Jolie sinks right into Mariane’s skin, reminding the moviegoer why she became a star in the first place: talent. Yes and remarkable beauty. Fortunately for the film her beauty is beside the point though the magnitude of her stardom does stir up strange associations that other insightful reviewers have already noted: Mariane in the film can seem like our collective images of celebrities from real life -- surrounded by bodyguards, an entourage tiptoeing around her eager to please, unable to leave her house with photographers swarming outside.
One particularly smart thing about the movie is the way that Mariane’s residence (which belongs to her Indian journalist friend Asra, played by Archie Panjabi) feels so calm and quiet at the beginning. You recognize quickly, through the telltale signs of armed guards at the gates, that it’s more like the eye of the storm.

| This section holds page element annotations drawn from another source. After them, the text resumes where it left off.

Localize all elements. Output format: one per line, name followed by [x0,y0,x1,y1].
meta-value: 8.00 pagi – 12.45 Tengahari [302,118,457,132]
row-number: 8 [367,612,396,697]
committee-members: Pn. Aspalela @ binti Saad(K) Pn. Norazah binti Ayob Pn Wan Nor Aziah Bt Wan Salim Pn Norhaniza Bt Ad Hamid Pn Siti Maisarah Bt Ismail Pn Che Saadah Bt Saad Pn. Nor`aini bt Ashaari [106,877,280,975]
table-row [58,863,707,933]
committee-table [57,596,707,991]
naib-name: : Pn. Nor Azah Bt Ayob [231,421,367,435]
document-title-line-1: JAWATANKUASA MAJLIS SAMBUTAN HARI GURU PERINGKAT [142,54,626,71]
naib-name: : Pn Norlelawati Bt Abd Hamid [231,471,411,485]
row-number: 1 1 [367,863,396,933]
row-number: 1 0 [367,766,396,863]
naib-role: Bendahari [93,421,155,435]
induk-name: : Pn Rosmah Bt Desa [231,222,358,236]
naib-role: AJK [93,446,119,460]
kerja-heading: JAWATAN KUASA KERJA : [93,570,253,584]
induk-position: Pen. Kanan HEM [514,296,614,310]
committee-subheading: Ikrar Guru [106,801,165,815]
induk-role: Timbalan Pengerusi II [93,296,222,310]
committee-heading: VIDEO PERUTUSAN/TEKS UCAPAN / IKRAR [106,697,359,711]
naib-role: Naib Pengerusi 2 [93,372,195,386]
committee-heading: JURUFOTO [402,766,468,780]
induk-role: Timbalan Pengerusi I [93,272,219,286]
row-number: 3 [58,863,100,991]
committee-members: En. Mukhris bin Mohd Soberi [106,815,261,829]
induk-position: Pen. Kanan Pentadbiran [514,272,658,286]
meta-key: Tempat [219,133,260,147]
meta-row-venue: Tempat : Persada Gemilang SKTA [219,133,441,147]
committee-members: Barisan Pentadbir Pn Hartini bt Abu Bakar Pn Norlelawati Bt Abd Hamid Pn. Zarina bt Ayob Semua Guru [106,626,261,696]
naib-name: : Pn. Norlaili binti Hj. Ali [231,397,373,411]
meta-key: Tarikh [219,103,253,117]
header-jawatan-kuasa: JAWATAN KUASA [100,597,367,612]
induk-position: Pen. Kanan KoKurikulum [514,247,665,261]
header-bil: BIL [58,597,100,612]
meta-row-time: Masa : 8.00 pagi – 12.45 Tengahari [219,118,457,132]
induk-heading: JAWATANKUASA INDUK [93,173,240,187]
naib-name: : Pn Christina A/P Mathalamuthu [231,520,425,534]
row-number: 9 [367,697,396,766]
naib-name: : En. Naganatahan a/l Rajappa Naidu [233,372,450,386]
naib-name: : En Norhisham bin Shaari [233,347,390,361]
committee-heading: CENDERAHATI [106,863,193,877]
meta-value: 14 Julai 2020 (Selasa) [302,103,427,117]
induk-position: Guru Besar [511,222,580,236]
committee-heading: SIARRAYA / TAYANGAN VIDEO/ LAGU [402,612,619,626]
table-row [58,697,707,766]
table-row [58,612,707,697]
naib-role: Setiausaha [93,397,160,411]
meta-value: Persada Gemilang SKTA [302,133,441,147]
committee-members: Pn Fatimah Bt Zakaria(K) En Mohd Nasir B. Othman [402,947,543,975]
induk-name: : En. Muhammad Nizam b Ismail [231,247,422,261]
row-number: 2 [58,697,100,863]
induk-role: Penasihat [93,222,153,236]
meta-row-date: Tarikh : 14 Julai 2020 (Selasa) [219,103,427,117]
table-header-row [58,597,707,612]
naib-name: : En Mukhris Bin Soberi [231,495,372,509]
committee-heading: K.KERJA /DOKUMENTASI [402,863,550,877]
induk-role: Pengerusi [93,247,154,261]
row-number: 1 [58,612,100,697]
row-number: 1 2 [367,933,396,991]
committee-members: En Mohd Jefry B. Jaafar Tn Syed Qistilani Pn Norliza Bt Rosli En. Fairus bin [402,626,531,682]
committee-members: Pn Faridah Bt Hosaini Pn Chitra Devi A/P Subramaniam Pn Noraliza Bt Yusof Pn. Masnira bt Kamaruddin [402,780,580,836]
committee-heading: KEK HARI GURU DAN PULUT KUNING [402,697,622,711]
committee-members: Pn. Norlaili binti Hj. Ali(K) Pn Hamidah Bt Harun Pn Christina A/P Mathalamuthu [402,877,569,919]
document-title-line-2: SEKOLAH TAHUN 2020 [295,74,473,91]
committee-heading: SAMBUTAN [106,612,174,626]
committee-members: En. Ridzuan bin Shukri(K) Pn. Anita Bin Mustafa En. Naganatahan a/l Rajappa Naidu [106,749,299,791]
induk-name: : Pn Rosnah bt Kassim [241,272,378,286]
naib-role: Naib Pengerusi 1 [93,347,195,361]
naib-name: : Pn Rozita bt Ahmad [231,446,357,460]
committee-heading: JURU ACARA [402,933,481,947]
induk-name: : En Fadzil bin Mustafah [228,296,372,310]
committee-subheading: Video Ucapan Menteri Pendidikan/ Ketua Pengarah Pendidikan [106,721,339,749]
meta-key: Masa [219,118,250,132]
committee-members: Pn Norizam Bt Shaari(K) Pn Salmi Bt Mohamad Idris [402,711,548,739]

After Daniel’s kidnapping, the house reads more like a chaotic military compound than a home… a disquieting place to be holed up. The storm has moved inside: the political has become personal.
In the end the best thing about A Mighty Heart is the very thing that’s most potentially maddening to the moviegoer. Movies (and TV) have raised us on a steady diet of emotional sensationalism and international politics reduced to ‘cowboys and indians’ but, like its protagonist, this one keeps a cool head, rarely sinking into emotional outbursts (though they’re earned when they arrive). The world would be better for more Mariane Pearls, people able to keep their wits about them and their emotions in check even in the most horrific and extreme of situations. Certainly long term wars cannot be won by letting (or encouraging) emotions, religiosity and fears to run wild. A Mighty Heart won’t be for everyone which is a shame. It’s one of those movies that plays like a concerned global citizen.